Little Owls nest in holes in stonewalls, disused rabbit warrens or holes in trees. They usually like to choose a hole with more than one exit. They lay three to five eggs. Incubation of the eggs is sometimes delayed until the full clutch is laid. Incubation takes about four weeks.
The Little Owl’s preferred habitat is open farmland and wasteland in urban areas, but it avoids woodland. The Little Owl is on the decline due largely to loss of habitat, pesticide poisoning and accidents with the increasing traffic on our roads.

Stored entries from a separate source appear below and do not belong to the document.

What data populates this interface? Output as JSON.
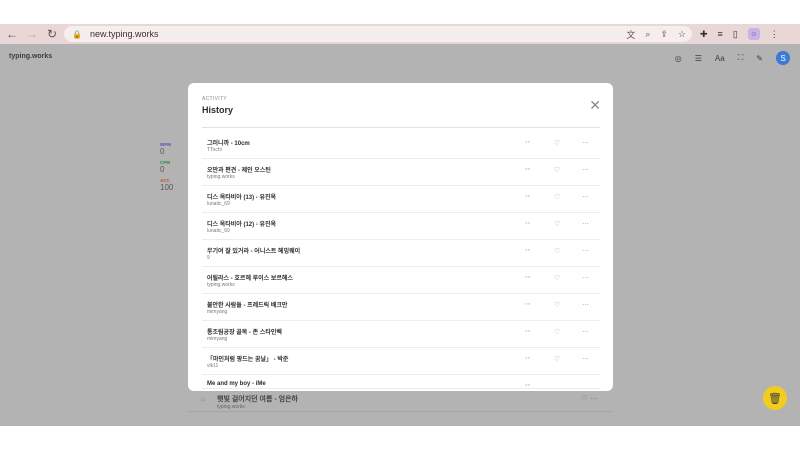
{
  "browser": {
    "url": "new.typing.works",
    "icons": [
      "back-icon",
      "forward-icon",
      "reload-icon",
      "lock-icon",
      "translate-icon",
      "zoom-icon",
      "share-icon",
      "star-icon",
      "extensions-icon",
      "media-icon",
      "sidepanel-icon",
      "profile-icon",
      "menu-icon"
    ]
  },
  "app": {
    "brand": "typing.works",
    "toolbar": {
      "font_label": "Aa",
      "user_initial": "S"
    },
    "stats": [
      {
        "label": "WPM",
        "value": "0"
      },
      {
        "label": "CPM",
        "value": "0"
      },
      {
        "label": "ACC",
        "value": "100"
      }
    ],
    "background_row": {
      "title": "햇빛 걸어지던 여름 - 엄은하",
      "author": "typing.works"
    }
  },
  "modal": {
    "eyebrow": "ACTIVITY",
    "title": "History",
    "items": [
      {
        "title": "그러니까 - 10cm",
        "author": "TTochi"
      },
      {
        "title": "오만과 편견 - 제인 오스틴",
        "author": "typing.works"
      },
      {
        "title": "디스 옥타비아 (13) - 유진옥",
        "author": "lunatic_69"
      },
      {
        "title": "디스 옥타비아 (12) - 유진옥",
        "author": "lunatic_69"
      },
      {
        "title": "무기여 잘 있거라 - 어니스트 헤밍웨이",
        "author": "9"
      },
      {
        "title": "어릴라스 - 호르헤 루이스 보르헤스",
        "author": "typing.works"
      },
      {
        "title": "불안한 사람들 - 프레드릭 배크만",
        "author": "mimyang"
      },
      {
        "title": "통조림공장 골목 - 존 스타인벡",
        "author": "mimyang"
      },
      {
        "title": "「마인처럼 팡드는 꿈날」 - 박준",
        "author": "vlk11"
      },
      {
        "title": "Me and my boy - iMe",
        "author": ""
      }
    ]
  }
}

The wild distribution of the Little Owl is Europe, Central and Eastern Asia, North Africa and the Middle East.
Tawny Owl (Strix Aluco)
The Tawny Owl (also known as the Hoot Owl and Brown Owl) is Britain’s most common owl. This prevalence is due largely to its nocturnal habits which have given the Tawny Owl some protection from persecution. Also its size, physical dominance, varied diet and ability to adapt to changing circumstances and exploit new habitats such as urban parkland and even large gardens, have enabled it to sustain larger numbers.
The Tawny has also been relatively unaffected by pesticide poisoning. Indeed the only major problem it has experienced is the loss of some nest sites following the spread of Dutch Elm disease and several years of winter gales.
Weighing up to 0.58kg and with a wingspan of up to 104cms, the Tawny Owl is Britain’s largest mainland breeding owl. Surprisingly it is not found anywhere in Ireland. The Tawny has an extremely varied diet which includes rodents, birds taken from night roosts and invertebrates. Some Tawny Owls have even learnt to take, fish, frogs and amphibians by wading in shallow streams.